The Mexican Central Highlands
October 2010
Teotihuacan

The day after visiting Cacaxtla and Xochitecatl, Enrique and I visited Teotihuacan.  Teotihuacan has a similar layout to the pyramids and temples on the Giza Plateau in Egypt.  I feel that the current Teotihuacan ruins were built on top of an older city built by the Atlanteans.  Teotihuacan also has many square platforms and smaller pyramids, which give the site (especially the Avenue of the Dead) a very dense uncomfortable energy similar to the Toltec sites like Tula.  I felt mixed emotions about this site due to the original Atlantean energy (which felt good) and the more recent Teotihuacano energy of human sacrifice (which felt yucky).  I would definitely like to visit Teotihuacan again sometime.

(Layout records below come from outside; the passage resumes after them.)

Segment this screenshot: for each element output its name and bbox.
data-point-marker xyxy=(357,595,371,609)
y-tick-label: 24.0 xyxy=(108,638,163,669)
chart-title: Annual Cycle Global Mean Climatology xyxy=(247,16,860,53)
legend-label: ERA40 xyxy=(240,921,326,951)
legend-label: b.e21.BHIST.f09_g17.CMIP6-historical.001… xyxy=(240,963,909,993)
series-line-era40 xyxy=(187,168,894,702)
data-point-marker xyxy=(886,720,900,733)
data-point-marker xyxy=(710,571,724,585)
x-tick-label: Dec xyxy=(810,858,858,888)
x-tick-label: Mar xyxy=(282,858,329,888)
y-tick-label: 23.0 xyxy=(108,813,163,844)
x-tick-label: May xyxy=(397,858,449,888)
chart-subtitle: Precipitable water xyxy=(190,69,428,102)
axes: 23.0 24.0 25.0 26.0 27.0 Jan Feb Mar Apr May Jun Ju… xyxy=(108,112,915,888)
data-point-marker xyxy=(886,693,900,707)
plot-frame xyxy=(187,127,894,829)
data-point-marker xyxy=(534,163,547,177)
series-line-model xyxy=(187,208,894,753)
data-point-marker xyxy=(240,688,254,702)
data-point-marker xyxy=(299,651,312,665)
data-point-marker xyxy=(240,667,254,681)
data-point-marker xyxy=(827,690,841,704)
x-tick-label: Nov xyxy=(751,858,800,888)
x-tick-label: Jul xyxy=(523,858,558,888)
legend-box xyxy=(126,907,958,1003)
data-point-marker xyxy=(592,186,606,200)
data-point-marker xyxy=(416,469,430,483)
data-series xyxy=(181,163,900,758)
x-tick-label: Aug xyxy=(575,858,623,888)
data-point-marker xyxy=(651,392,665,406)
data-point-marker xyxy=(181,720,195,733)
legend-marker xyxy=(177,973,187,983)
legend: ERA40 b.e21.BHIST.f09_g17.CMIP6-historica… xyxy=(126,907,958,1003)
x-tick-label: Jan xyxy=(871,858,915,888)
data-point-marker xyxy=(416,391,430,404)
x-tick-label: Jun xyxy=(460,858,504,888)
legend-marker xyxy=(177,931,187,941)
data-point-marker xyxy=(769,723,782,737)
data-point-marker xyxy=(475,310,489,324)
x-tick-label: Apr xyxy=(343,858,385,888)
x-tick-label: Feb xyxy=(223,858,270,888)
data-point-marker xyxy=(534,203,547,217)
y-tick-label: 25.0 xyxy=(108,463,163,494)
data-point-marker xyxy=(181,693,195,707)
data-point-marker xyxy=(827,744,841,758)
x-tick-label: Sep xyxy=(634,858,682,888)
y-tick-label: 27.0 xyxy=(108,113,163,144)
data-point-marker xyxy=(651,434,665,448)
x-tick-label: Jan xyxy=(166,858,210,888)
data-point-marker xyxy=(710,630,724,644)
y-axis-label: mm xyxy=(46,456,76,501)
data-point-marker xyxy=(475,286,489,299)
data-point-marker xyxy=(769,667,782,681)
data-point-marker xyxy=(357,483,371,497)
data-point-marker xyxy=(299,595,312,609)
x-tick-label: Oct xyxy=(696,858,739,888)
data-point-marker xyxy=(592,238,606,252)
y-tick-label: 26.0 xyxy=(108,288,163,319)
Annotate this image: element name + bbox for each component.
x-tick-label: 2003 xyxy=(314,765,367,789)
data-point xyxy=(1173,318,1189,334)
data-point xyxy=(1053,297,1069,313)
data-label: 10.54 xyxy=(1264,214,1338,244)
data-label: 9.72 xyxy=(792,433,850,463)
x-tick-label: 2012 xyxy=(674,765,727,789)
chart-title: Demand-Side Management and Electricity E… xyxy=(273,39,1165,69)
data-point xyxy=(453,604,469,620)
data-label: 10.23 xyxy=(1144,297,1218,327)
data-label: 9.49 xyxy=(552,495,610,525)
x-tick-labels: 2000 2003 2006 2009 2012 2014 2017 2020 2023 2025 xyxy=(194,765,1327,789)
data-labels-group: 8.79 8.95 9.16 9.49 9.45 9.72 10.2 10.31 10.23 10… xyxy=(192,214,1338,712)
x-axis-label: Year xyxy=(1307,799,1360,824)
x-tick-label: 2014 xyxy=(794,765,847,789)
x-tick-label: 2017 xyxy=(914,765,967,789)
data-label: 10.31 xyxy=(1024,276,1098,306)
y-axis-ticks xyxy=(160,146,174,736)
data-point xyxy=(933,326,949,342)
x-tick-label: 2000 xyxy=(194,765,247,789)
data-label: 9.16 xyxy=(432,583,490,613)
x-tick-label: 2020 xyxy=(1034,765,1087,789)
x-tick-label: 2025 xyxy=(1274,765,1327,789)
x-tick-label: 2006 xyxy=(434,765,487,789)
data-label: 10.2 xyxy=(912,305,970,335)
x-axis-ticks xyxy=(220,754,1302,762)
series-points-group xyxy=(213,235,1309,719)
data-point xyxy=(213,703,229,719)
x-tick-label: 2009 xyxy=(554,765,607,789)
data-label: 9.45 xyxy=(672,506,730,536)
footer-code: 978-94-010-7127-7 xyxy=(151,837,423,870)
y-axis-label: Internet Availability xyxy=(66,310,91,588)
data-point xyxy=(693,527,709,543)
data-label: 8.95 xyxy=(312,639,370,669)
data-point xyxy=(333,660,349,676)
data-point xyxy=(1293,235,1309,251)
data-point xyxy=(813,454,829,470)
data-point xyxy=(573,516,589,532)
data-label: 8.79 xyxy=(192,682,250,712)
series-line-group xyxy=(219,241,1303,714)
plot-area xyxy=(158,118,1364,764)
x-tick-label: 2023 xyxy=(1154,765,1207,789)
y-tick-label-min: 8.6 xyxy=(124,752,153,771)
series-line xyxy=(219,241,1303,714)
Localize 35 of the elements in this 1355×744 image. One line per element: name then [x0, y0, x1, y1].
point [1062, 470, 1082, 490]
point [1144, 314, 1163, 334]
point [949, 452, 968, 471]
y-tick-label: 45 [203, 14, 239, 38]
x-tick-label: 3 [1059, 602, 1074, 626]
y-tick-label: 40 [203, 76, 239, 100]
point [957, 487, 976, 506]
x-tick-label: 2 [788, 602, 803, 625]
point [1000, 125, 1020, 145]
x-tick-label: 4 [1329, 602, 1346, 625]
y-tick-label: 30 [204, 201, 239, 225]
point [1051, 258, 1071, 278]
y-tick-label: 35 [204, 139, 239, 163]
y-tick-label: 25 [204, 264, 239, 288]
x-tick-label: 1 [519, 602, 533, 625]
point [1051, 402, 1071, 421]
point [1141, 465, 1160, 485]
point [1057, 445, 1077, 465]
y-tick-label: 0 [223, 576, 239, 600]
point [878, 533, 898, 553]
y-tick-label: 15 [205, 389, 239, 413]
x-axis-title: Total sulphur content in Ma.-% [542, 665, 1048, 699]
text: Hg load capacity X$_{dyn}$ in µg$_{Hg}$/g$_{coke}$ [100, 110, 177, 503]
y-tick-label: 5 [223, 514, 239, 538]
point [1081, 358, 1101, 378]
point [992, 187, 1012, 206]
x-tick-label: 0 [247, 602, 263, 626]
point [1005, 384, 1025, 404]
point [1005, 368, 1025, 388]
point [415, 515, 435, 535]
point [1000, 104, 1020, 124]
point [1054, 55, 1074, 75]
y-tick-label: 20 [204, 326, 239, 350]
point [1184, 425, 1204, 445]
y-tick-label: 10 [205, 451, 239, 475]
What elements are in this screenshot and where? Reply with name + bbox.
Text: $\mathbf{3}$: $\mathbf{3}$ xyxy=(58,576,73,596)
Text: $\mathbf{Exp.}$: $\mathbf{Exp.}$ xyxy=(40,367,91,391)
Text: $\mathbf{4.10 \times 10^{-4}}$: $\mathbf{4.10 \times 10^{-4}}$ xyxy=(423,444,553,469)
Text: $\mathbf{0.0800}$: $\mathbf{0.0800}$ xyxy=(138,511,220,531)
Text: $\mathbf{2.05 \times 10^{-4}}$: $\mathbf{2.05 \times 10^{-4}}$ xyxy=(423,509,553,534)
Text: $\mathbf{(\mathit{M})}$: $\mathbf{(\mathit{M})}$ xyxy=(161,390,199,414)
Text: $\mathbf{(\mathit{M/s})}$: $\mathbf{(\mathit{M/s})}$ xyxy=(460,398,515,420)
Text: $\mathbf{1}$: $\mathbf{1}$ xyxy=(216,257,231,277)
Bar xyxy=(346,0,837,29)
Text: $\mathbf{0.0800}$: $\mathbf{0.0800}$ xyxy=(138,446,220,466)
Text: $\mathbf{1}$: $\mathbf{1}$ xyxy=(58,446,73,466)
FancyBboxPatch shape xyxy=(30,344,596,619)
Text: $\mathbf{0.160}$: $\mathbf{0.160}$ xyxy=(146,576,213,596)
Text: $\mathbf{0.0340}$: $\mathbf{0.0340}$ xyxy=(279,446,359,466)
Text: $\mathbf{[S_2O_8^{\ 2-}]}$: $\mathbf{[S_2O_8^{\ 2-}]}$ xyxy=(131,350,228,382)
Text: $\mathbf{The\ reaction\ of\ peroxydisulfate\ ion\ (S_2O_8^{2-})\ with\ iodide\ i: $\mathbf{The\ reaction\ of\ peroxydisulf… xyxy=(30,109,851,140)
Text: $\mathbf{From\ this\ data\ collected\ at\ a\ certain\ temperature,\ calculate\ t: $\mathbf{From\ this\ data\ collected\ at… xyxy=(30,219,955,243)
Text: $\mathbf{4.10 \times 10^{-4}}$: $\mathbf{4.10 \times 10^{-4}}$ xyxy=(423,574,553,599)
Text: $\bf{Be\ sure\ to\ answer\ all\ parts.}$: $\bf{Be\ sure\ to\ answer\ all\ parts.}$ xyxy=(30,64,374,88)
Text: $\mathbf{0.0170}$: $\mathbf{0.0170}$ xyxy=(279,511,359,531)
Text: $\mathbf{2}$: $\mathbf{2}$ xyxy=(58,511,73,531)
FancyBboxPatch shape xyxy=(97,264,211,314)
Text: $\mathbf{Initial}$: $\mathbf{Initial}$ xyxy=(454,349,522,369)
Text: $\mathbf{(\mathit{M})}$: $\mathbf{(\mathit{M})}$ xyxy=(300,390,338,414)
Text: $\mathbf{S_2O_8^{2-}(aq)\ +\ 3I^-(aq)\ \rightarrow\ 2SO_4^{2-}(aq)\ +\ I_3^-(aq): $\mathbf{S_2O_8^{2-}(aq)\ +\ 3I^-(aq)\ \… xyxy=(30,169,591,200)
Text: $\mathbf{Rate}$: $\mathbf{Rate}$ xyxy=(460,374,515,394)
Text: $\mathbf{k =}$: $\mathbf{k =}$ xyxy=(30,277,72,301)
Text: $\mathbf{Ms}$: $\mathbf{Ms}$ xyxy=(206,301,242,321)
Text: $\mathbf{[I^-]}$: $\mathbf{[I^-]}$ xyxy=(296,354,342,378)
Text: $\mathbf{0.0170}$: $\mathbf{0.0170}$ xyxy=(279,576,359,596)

According to the LONELY PLANET Guide to Mexico, 9th Edition, published September 2004, ISBN 1-74059-686-2, Pages 184-185, Teotihuacan was Mexico’s biggest ancient city and the capital of Mexico’s (probably) largest Pre-Hispanic Empire.  The inhabitants developed the city’s grid plan in the early part of the 1st Century A.D.  They then built the Pyramid of the Sun over an earlier cave shrine by 150 A.D.  They built the rest of the city between about 250-600 A.D.  2 great avenues divided the city into quarters that met near the Citadel.  The north-south avenue is the Avenue of the Dead.  The inhabitants covered the pyramid-like buildings in lime and painted them colorfully.  Residential compounds made up most of the city, some of which contained frescoes/murals.

Sunrise on Teotihuacan seen from the south in a balloon.

Sunrise on Teotihuacan seen from the west in a balloon.